In 2014, the chief prisons inspector Nick Hardwick called for a time limit to detention after it was revealed that 99 pregnant women had been locked up. A year later, more than 3,300 people were detained in removal centres under immigration powers, with hundreds of others kept in prisons.

At the age of 14, Deniz was held in detention in Dungavel. Even today he says he still suffers from depression.

"Around 6am, they broke down my door and threw me on the floor," he says. "Two of the immigration officers taunted me all the way to van. They were laughing at me and whispering racial slurs."

According to the Home Office's annual report for 2016, immigration detention costs the taxpayer £125m every year. That totals to just under £34,000 per detainee per annum. Furthermore, inappropriate use of immigration detention (e.g. lengthy detention) can lead to further costs as a result of compensation payments.

The MP for Glasgow North, Patrick Grady, has pledged his support to a campaign calling for an end to the indefinite detention of migrants.

"We need a new approach which prioritises compassion and fairness over punishment and isolation," Grady says. "Some of the practices employed at the Dungavel detention centre in Scotland, including the detention of children, have been absolutely shameful and show why we need a new direction when it comes to asylum and immigration policy."

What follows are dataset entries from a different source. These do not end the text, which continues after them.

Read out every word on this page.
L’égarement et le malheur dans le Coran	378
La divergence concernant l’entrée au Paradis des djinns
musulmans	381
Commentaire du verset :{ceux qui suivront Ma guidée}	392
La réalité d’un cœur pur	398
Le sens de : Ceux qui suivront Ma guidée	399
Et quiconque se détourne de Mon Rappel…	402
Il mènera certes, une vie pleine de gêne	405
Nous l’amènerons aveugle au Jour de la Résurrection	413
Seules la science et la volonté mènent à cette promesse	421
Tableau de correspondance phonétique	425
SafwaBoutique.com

With migrants spending months and years waiting for their cases to be heard, one of the few reliefs comes in communicating with the outside world. But for centres established by a developed country, access to technology is incredibly limited. With no phone or internet access, monitoring of social media and strict restrictions on campaigners trying to visit, the detainees trapped there are essentially cut off from the world.

In recent years, a number of detainees launched hunger strikes, some for more than two months, to try to win release. Some said indefinite detention is harder to bear than a prison term.
"When a criminal commits a crime they are aware of how long they are going to serve their sentence," says Amal Azzudin, the Scottish Refugee Council ambassador. "However, an asylum seeker who is fleeing war or persecution can be detained indefinitely. It is appalling that we have a system that treats innocent human beings this way."

The indefinite detention has also alarmed human rights and anti-racism organisations.

"There is no reasonable justification for the use of indefinite detention," Naomi McAuliffe, Amnesty International's Scotland programme director, says. "It is expensive, ineffective, and has proven to be extremely harmful to many of those detained. People would be shocked to learn the full extent of rights abuses the most vulnerable people face in detention – the UK detains rape victims, torture survivors, and people with serious mental illness."

All of this was ignored by Theresa May while she was home secretary so there is little reason to believe that she will listen now. It's also likely that issues such as this will be forgotten or pushed to one side while politicians focus on Brexit. But if we really want to call ourselves a civilised country, it's time to put an end to indefinite detention and do what those protesters demand: shut it down.